Les causes organiques, bien que
rares, imposent un bilan complet :
Grossesse
En premier lieu, il est impératif
d'éliminer formellement une grossesse. Le dosage plasmatique
d'hCG occupe donc une place fondamentale au moindre doute.
Causes générales
Les hémorragies péripubertaires
sont un mode fréquent de révélation d'une cause
générale :
• Troubles de la crase
sanguine : maladie de Willebrand, thrombasthénie de Glanzmann
;
• Hémopathie
maligne ;
• Hypothyroïdie.
Toute métrorragie à
cet âge implique donc la réalisation d'un hémogramme
et d'un bilan de coagulation.
Les causes gynécologiques sont les suivantes :
• Cause infectieuse : vulvo-vaginites
à germes non spécifiques, parfois en rapport avec la présence
d'un corps étranger ;
• Ectropion infecté
du col.
• Tuberculose génitale
(très rare) ;
• Tumeurs bénignes
: polypes muqueux du col utérin, kystes vaginaux ;
• Tumeurs malignes
: sarcome botryoïde, tumeur de l'ovaire.
Une place particulière
doit être réservée aux lésions du syndrome
du Distilbène : adénose vaginale et adénocarcinome
à cellules claires.
• L'adénose vaginale
: elle se définit par la présence d'îlots d'épithélium
glandulaire de type cylindrique en plusieurs points du vagin.

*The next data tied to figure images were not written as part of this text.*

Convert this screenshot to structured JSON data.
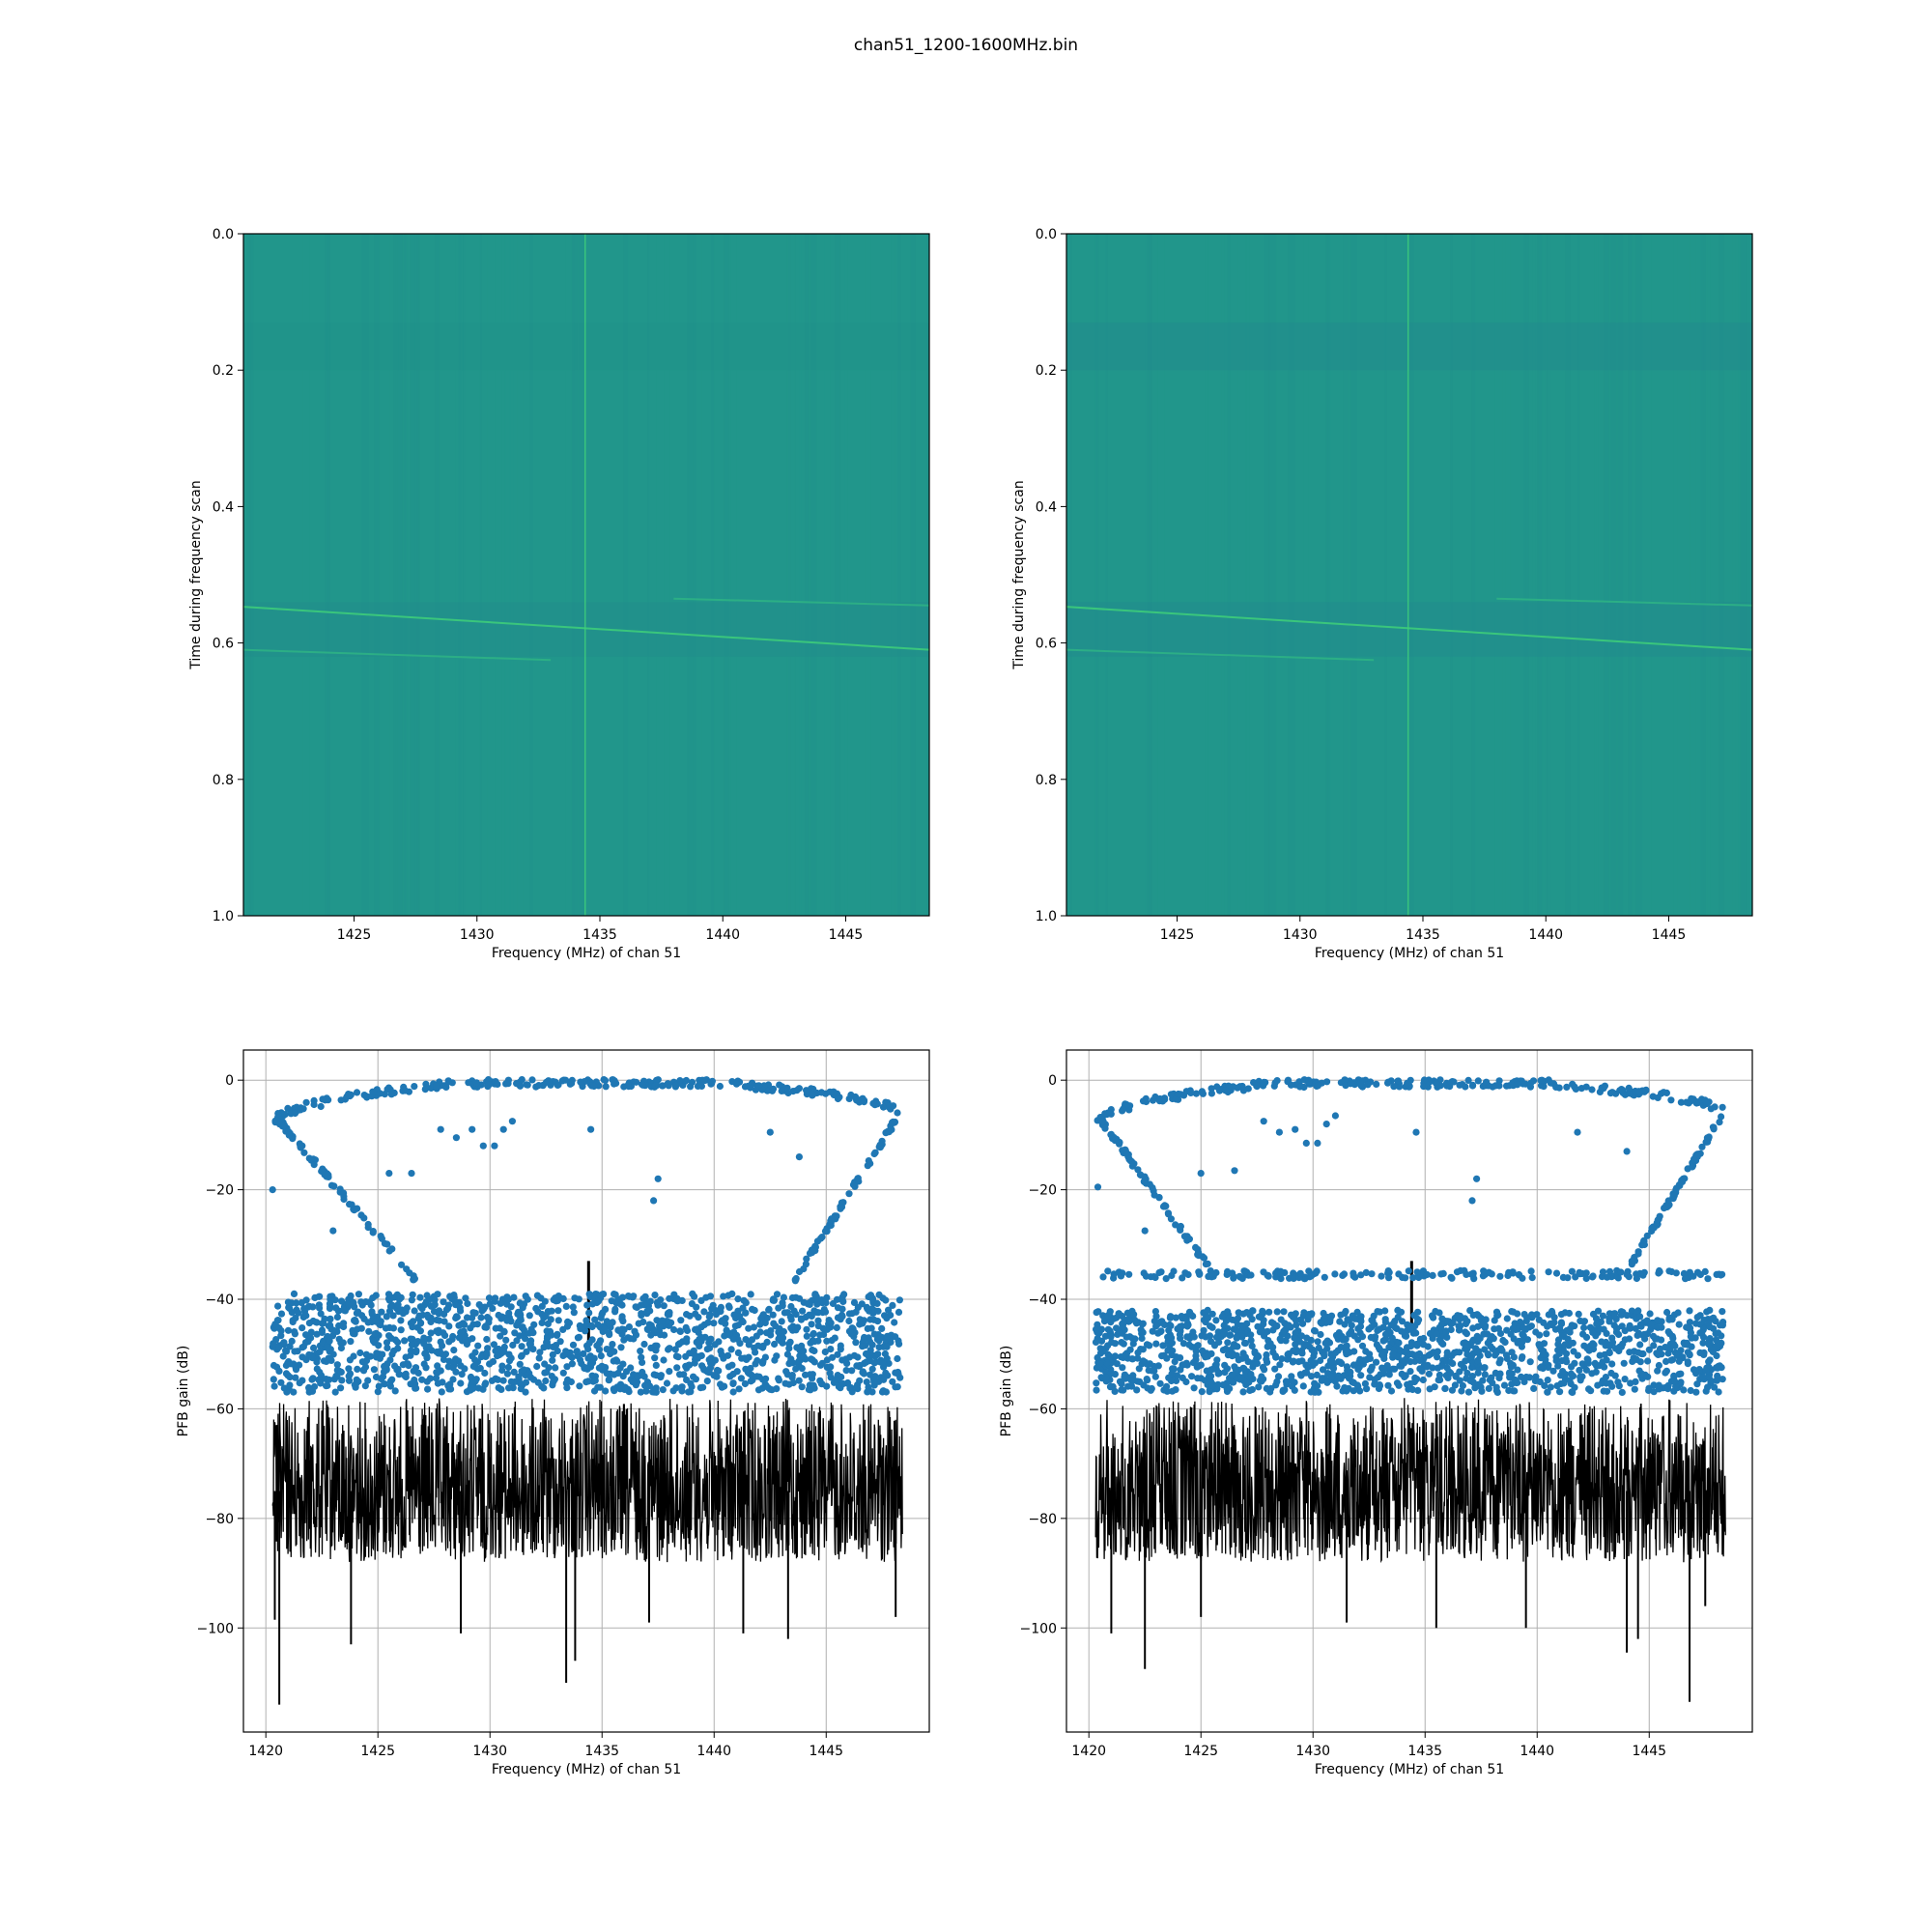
{
  "figure": {
    "suptitle": "chan51_1200-1600MHz.bin"
  },
  "chart_data": [
    {
      "type": "heatmap",
      "panel": "top-left",
      "xlabel": "Frequency (MHz) of chan 51",
      "ylabel": "Time during frequency scan",
      "xlim": [
        1420.5,
        1448.4
      ],
      "ylim": [
        1.0,
        0.0
      ],
      "xticks": [
        1425,
        1430,
        1435,
        1440,
        1445
      ],
      "xtick_labels": [
        "1425",
        "1430",
        "1435",
        "1440",
        "1445"
      ],
      "yticks": [
        0.0,
        0.2,
        0.4,
        0.6,
        0.8,
        1.0
      ],
      "ytick_labels": [
        "0.0",
        "0.2",
        "0.4",
        "0.6",
        "0.8",
        "1.0"
      ],
      "grid": false,
      "colors": {
        "background": "#21968b",
        "band": "#218a8d",
        "line": "#3fd07a"
      },
      "features": {
        "vertical_line_x": 1434.4,
        "dark_bands": [
          [
            0.13,
            0.2,
            0.1
          ],
          [
            0.54,
            0.62,
            0.35
          ]
        ],
        "diagonal_lines": [
          {
            "x": [
              1420.5,
              1448.4
            ],
            "y": [
              0.547,
              0.61
            ],
            "color": "#3fd07a"
          },
          {
            "x": [
              1420.5,
              1433.0
            ],
            "y": [
              0.61,
              0.625
            ],
            "color": "#2eb485"
          },
          {
            "x": [
              1438.0,
              1448.4
            ],
            "y": [
              0.535,
              0.545
            ],
            "color": "#2eb485"
          }
        ]
      }
    },
    {
      "type": "heatmap",
      "panel": "top-right",
      "xlabel": "Frequency (MHz) of chan 51",
      "ylabel": "Time during frequency scan",
      "xlim": [
        1420.5,
        1448.4
      ],
      "ylim": [
        1.0,
        0.0
      ],
      "xticks": [
        1425,
        1430,
        1435,
        1440,
        1445
      ],
      "xtick_labels": [
        "1425",
        "1430",
        "1435",
        "1440",
        "1445"
      ],
      "yticks": [
        0.0,
        0.2,
        0.4,
        0.6,
        0.8,
        1.0
      ],
      "ytick_labels": [
        "0.0",
        "0.2",
        "0.4",
        "0.6",
        "0.8",
        "1.0"
      ],
      "grid": false,
      "colors": {
        "background": "#21968b",
        "band": "#218a8d",
        "line": "#3fd07a"
      },
      "features": {
        "vertical_line_x": 1434.4,
        "dark_bands": [
          [
            0.13,
            0.2,
            0.45
          ],
          [
            0.54,
            0.62,
            0.45
          ]
        ],
        "diagonal_lines": [
          {
            "x": [
              1420.5,
              1448.4
            ],
            "y": [
              0.547,
              0.61
            ],
            "color": "#3fd07a"
          },
          {
            "x": [
              1420.5,
              1433.0
            ],
            "y": [
              0.61,
              0.625
            ],
            "color": "#2eb485"
          },
          {
            "x": [
              1438.0,
              1448.4
            ],
            "y": [
              0.535,
              0.545
            ],
            "color": "#2eb485"
          }
        ]
      }
    },
    {
      "type": "scatter",
      "panel": "bottom-left",
      "xlabel": "Frequency (MHz) of chan 51",
      "ylabel": "PFB gain (dB)",
      "xlim": [
        1419.0,
        1449.6
      ],
      "ylim": [
        -119.0,
        5.5
      ],
      "xticks": [
        1420,
        1425,
        1430,
        1435,
        1440,
        1445
      ],
      "xtick_labels": [
        "1420",
        "1425",
        "1430",
        "1435",
        "1440",
        "1445"
      ],
      "yticks": [
        0,
        -20,
        -40,
        -60,
        -80,
        -100
      ],
      "ytick_labels": [
        "0",
        "−20",
        "−40",
        "−60",
        "−80",
        "−100"
      ],
      "grid": true,
      "colors": {
        "points": "#1f77b4",
        "line": "#000000"
      },
      "series": [
        {
          "kind": "scatter",
          "components": {
            "top_curve": {
              "x_range": [
                1420.3,
                1448.3
              ],
              "edge_values": [
                -8,
                -6
              ],
              "flat_value": -0.6
            },
            "left_slope": {
              "x": [
                1420.5,
                1426.7
              ],
              "y": [
                -7.0,
                -36.5
              ]
            },
            "right_slope": {
              "x": [
                1443.6,
                1448.3
              ],
              "y": [
                -36.5,
                -6.0
              ]
            },
            "dense_band": {
              "x_range": [
                1420.3,
                1448.3
              ],
              "y_range": [
                -57.0,
                -39.0
              ]
            },
            "outliers": [
              [
                1420.3,
                -20
              ],
              [
                1423.0,
                -27.5
              ],
              [
                1425.5,
                -17
              ],
              [
                1426.5,
                -17
              ],
              [
                1427.8,
                -9
              ],
              [
                1428.5,
                -10.5
              ],
              [
                1429.2,
                -9
              ],
              [
                1429.7,
                -12
              ],
              [
                1430.2,
                -12
              ],
              [
                1430.6,
                -9
              ],
              [
                1431.0,
                -7.5
              ],
              [
                1434.5,
                -9
              ],
              [
                1437.3,
                -22
              ],
              [
                1437.5,
                -18
              ],
              [
                1442.5,
                -9.5
              ],
              [
                1443.8,
                -14
              ]
            ]
          }
        },
        {
          "kind": "line",
          "components": {
            "noise_floor": {
              "x_range": [
                1420.3,
                1448.4
              ],
              "y_range": [
                -88.0,
                -58.0
              ]
            },
            "deep_spikes": [
              [
                1420.4,
                -98.5
              ],
              [
                1420.6,
                -114
              ],
              [
                1423.8,
                -103
              ],
              [
                1428.7,
                -101
              ],
              [
                1433.4,
                -110
              ],
              [
                1433.8,
                -106
              ],
              [
                1437.1,
                -99
              ],
              [
                1441.3,
                -101
              ],
              [
                1443.3,
                -102
              ],
              [
                1448.1,
                -98
              ]
            ],
            "spike_up": {
              "x": 1434.4,
              "y_range": [
                -48,
                -33
              ]
            }
          }
        }
      ]
    },
    {
      "type": "scatter",
      "panel": "bottom-right",
      "xlabel": "Frequency (MHz) of chan 51",
      "ylabel": "PFB gain (dB)",
      "xlim": [
        1419.0,
        1449.6
      ],
      "ylim": [
        -119.0,
        5.5
      ],
      "xticks": [
        1420,
        1425,
        1430,
        1435,
        1440,
        1445
      ],
      "xtick_labels": [
        "1420",
        "1425",
        "1430",
        "1435",
        "1440",
        "1445"
      ],
      "yticks": [
        0,
        -20,
        -40,
        -60,
        -80,
        -100
      ],
      "ytick_labels": [
        "0",
        "−20",
        "−40",
        "−60",
        "−80",
        "−100"
      ],
      "grid": true,
      "colors": {
        "points": "#1f77b4",
        "line": "#000000"
      },
      "series": [
        {
          "kind": "scatter",
          "components": {
            "top_curve": {
              "x_range": [
                1420.3,
                1448.3
              ],
              "edge_values": [
                -8,
                -6
              ],
              "flat_value": -0.6
            },
            "left_slope": {
              "x": [
                1420.5,
                1425.5
              ],
              "y": [
                -7.0,
                -35.0
              ]
            },
            "right_slope": {
              "x": [
                1444.0,
                1448.3
              ],
              "y": [
                -35.0,
                -6.0
              ]
            },
            "plateau": {
              "x_range": [
                1420.3,
                1448.3
              ],
              "value": -35.5
            },
            "dense_band": {
              "x_range": [
                1420.3,
                1448.3
              ],
              "y_range": [
                -57.0,
                -42.0
              ]
            },
            "outliers": [
              [
                1420.4,
                -19.5
              ],
              [
                1422.5,
                -27.5
              ],
              [
                1425.0,
                -17
              ],
              [
                1426.5,
                -16.5
              ],
              [
                1427.8,
                -7.5
              ],
              [
                1428.5,
                -9.5
              ],
              [
                1429.2,
                -9
              ],
              [
                1429.7,
                -11.5
              ],
              [
                1430.2,
                -11.5
              ],
              [
                1430.6,
                -8
              ],
              [
                1431.0,
                -6.5
              ],
              [
                1434.6,
                -9.5
              ],
              [
                1437.1,
                -22
              ],
              [
                1437.3,
                -18
              ],
              [
                1441.8,
                -9.5
              ],
              [
                1444.0,
                -13
              ]
            ]
          }
        },
        {
          "kind": "line",
          "components": {
            "noise_floor": {
              "x_range": [
                1420.3,
                1448.4
              ],
              "y_range": [
                -88.0,
                -58.0
              ]
            },
            "deep_spikes": [
              [
                1421.0,
                -101
              ],
              [
                1422.5,
                -107.5
              ],
              [
                1425.0,
                -98
              ],
              [
                1431.5,
                -99
              ],
              [
                1435.5,
                -100
              ],
              [
                1439.5,
                -100
              ],
              [
                1444.0,
                -104.5
              ],
              [
                1444.5,
                -102
              ],
              [
                1446.8,
                -113.5
              ],
              [
                1447.5,
                -96
              ]
            ],
            "spike_up": {
              "x": 1434.4,
              "y_range": [
                -45,
                -33
              ]
            }
          }
        }
      ]
    }
  ]
}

Cette
affection est plus fréquente chez les filles nées de
mères ayant pris des oestrogènes de synthèse
(diéthylstibestol ou DES ou Distilbène) en début
de grossesse. Le risque est alors multiplié par 50. L'examen
clinique retrouve un diaphragme vaginal haut situé, des zones
érythémateuses vaginales, parfois polypoïdes, d'aspect
glandulaire en colposcopie. L'évolution peut se faire vers
la régression spontanée vers l'âge de 25 ans.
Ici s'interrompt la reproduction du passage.